Jean Menezes Aguiar: Certo, Hamas é terrorista; mas... Israel não é
flor que se cheire
‘Somente a cooperação direta com os árabes pode
criar uma vida digna e segura. O que me entristece não é tanto o fato de que os
judeus não sejam inteligentes o bastante para entender isso, mas sim que não
sejam inteligentes o bastante para querer isso.’ Albert Einstein, carta a Hugo
Bergman, 19.6.1930.
Realmente, a falta de inteligência é danosa. Vão-se
décadas e o pensamento belicista fossilizado se mantém. Não há sabedoria aí.
Algumas coisas são incomparáveis. Mas, o que seria
‘mais’ bárbaro: um ataque originário que mata 1000 inocentes em Israel, ou um
reativo que mata 5000 em Gaza? Qualquer resposta ideológica é imprestável.

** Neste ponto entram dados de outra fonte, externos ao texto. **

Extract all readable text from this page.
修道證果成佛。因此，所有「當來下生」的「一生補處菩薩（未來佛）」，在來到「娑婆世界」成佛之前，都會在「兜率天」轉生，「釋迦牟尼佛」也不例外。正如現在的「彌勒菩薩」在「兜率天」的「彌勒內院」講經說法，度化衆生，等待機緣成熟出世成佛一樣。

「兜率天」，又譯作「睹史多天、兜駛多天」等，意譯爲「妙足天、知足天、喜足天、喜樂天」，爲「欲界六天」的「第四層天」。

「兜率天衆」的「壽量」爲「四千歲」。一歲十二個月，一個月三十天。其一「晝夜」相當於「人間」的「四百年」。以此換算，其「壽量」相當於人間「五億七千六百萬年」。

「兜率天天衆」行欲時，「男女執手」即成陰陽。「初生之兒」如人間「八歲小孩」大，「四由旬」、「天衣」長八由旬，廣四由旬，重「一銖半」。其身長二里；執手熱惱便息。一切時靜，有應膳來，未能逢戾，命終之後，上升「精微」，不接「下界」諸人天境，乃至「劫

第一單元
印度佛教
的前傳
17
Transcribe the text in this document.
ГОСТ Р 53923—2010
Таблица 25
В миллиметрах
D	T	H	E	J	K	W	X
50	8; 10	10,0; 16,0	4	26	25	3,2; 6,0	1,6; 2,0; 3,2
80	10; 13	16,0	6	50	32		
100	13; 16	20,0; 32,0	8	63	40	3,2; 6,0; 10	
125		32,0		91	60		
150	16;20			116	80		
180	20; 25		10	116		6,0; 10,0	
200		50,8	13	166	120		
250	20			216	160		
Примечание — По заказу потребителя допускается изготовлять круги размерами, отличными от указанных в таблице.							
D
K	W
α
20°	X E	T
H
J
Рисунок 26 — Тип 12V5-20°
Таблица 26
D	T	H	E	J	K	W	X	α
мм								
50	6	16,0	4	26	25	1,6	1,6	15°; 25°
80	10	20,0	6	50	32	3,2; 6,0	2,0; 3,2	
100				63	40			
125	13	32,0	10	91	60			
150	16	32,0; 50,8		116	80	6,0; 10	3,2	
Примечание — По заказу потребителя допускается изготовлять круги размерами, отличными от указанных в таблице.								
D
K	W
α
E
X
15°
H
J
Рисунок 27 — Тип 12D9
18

O Oriente Médio engana. E não engana. Porém, exige
algum estudo. Há panos de fundo escondidos ali. Talvez o mais central nem seja
a disputa de território ou etnias, desprezos e ódios rácicos ou étnicos
vitalícios, ensinados em escolas e famílias. Mas a causa, a questão religiosa,
envolvendo deuses e crenças, cada uma com suas geolocalizações ‘sagradas’, na
região da Palestina.
Em maio passado, publiquei artigo intitulado A
‘Democracia’ de Israel, com aspas. Abordava o novo ‘golpe’ que o
necessariamente ultraconservador qualquer-que-seja primeiro-ministro de Israel,
no caso Benjamin Netanyahu, no sexto mandato, aplicava no conceito de
democracia. O texto expõe uma indefensável discriminação daquela sociedade, com
o preconceito da ‘religião oficial’ de Israel contra os 20% da população que
nasce e vive lá – isso mesmo-, mas não adota a religião oficial.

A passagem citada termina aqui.